In the contemporary moment, visual identities, in particular, logo design is a flexible affair. Gone are the days when the humble logo-type or iconic logo would suffice as the main visual component representing a brand, product or cause. These are commonly known in the field as 'flexible identities'.
There has been a growing interest in flexible visual identities in the last ten years, with lots of design studios starting to abandon the idea of the logo as the centrepiece of a visual identity, instead dedicating their practices to the development of visual systems. These visual systems are coherent yet eclectic and excitingly diverse, ultimately challenging the conventions of Modernist identity design.
Some call them ‘dynamic identities’, some ‘liquid’ or ‘fluid’ identities (referring to Zygmunt Bauman’s term ‘liquid modernity’). Further, ‘generative’, ‘responsive’, ‘evolutive’ or ‘living’ are all terms used to describe flexible visual identities. What all these terms have in common is an attempt to describe flexible visual identity as the opposite of the static visual identity, based on a static logo design.
For me, liquid identities are representative of the current condition in graphic design practice. They reflect an urge to be experimental whilst functional, intersecting the avenues of modernist and postmodernist mindsets. That is to say, these identities aren't without their restrictions, as all successful identities usually are. However, the restricts allow for more freedom, as they aren't as strict as say the brand guidelines for a huge, international sportswear brand.
A good example of this can be seen in the visual identity for the 2015 Beijing Design Week.

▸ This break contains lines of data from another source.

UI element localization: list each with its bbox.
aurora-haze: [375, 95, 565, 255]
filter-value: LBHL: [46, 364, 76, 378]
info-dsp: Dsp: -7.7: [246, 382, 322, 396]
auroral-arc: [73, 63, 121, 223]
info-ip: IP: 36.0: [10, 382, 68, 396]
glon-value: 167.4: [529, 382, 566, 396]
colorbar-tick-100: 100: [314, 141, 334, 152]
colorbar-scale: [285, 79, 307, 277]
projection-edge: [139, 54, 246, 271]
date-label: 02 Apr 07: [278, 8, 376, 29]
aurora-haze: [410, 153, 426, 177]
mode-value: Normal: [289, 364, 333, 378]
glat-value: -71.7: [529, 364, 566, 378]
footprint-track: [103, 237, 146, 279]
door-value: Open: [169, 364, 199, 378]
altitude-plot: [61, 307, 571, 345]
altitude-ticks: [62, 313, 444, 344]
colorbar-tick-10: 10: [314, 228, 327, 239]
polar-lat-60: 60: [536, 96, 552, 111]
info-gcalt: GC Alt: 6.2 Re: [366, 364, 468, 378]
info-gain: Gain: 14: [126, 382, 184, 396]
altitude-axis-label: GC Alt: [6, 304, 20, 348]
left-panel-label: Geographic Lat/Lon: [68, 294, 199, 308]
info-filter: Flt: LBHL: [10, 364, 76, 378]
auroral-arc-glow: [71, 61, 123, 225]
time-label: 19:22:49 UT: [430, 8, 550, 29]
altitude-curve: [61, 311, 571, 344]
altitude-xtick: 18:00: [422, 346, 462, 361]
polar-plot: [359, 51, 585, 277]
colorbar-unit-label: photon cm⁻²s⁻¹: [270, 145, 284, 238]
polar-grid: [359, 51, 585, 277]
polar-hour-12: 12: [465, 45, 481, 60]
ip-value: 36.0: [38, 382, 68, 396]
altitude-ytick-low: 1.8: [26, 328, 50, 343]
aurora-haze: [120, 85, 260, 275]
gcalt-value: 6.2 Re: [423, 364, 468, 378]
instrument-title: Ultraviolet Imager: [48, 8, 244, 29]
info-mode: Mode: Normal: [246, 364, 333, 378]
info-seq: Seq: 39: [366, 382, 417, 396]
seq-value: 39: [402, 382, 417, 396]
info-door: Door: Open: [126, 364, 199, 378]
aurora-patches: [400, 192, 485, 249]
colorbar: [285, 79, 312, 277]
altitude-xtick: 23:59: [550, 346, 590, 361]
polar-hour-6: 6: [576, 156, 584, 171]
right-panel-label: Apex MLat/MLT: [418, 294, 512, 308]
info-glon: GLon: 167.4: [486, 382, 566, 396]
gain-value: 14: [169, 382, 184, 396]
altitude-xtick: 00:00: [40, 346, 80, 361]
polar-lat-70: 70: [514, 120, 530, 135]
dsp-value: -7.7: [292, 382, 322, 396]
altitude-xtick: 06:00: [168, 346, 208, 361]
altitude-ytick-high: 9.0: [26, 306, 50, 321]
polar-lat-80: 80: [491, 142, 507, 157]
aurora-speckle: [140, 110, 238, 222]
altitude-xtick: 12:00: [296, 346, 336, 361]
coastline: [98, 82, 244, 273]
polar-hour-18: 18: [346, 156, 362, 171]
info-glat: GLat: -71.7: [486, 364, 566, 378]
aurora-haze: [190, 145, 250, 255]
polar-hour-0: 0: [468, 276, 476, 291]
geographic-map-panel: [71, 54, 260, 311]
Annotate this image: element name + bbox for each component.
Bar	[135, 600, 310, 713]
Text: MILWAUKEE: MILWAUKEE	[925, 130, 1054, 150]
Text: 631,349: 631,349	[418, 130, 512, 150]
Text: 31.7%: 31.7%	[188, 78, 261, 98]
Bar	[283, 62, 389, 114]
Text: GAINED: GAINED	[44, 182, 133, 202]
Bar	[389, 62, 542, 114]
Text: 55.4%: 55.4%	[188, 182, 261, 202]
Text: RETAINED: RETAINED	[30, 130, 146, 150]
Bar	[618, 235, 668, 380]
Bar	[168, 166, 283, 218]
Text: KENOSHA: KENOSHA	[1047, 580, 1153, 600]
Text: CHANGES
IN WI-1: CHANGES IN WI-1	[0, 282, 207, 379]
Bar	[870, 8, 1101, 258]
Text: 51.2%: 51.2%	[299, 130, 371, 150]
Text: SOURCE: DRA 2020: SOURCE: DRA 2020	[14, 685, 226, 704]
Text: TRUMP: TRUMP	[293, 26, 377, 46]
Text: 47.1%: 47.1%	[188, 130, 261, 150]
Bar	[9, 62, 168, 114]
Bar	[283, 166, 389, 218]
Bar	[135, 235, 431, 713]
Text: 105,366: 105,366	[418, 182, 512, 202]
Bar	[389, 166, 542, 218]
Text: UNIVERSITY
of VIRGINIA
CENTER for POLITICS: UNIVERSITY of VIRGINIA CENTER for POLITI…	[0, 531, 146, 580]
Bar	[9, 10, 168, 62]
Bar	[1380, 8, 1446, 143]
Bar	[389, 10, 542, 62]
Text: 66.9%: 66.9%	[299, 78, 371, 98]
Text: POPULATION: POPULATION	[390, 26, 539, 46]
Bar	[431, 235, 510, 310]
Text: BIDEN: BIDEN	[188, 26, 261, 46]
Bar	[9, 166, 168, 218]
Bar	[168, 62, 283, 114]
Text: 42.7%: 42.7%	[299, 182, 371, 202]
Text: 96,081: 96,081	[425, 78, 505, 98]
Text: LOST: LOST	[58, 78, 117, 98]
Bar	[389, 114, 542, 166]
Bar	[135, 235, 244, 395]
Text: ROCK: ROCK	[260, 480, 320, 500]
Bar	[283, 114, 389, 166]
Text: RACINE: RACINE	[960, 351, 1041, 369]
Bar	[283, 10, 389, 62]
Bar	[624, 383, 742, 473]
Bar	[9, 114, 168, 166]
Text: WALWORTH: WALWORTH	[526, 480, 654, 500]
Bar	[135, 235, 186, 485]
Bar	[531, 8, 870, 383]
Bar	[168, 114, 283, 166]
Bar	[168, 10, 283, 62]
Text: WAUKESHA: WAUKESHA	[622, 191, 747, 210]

The design for the Beijing Design Week 2015 is based on a few visual elements and their ability to be transformed, stretched or jolted. It is a closed system because the elements are pre-defined, no new elements can be added. The elements and their ability to stretch or jolt and the various ways how the visual system can be applied to different items makes the VI flexible.
Another great example is the identity for MK Gallery, designed by Sara Dabont. This identity involves a logotype comprised of six distinctly different typefaces. The logo is displayed as an independent GIF which demonstrates its liquid state well. On the gallery website, the logo can be found at the top left-hand corner. Each time the page is 'refreshed', the logo changes, subtly revealing its liquid quality to the user of the site.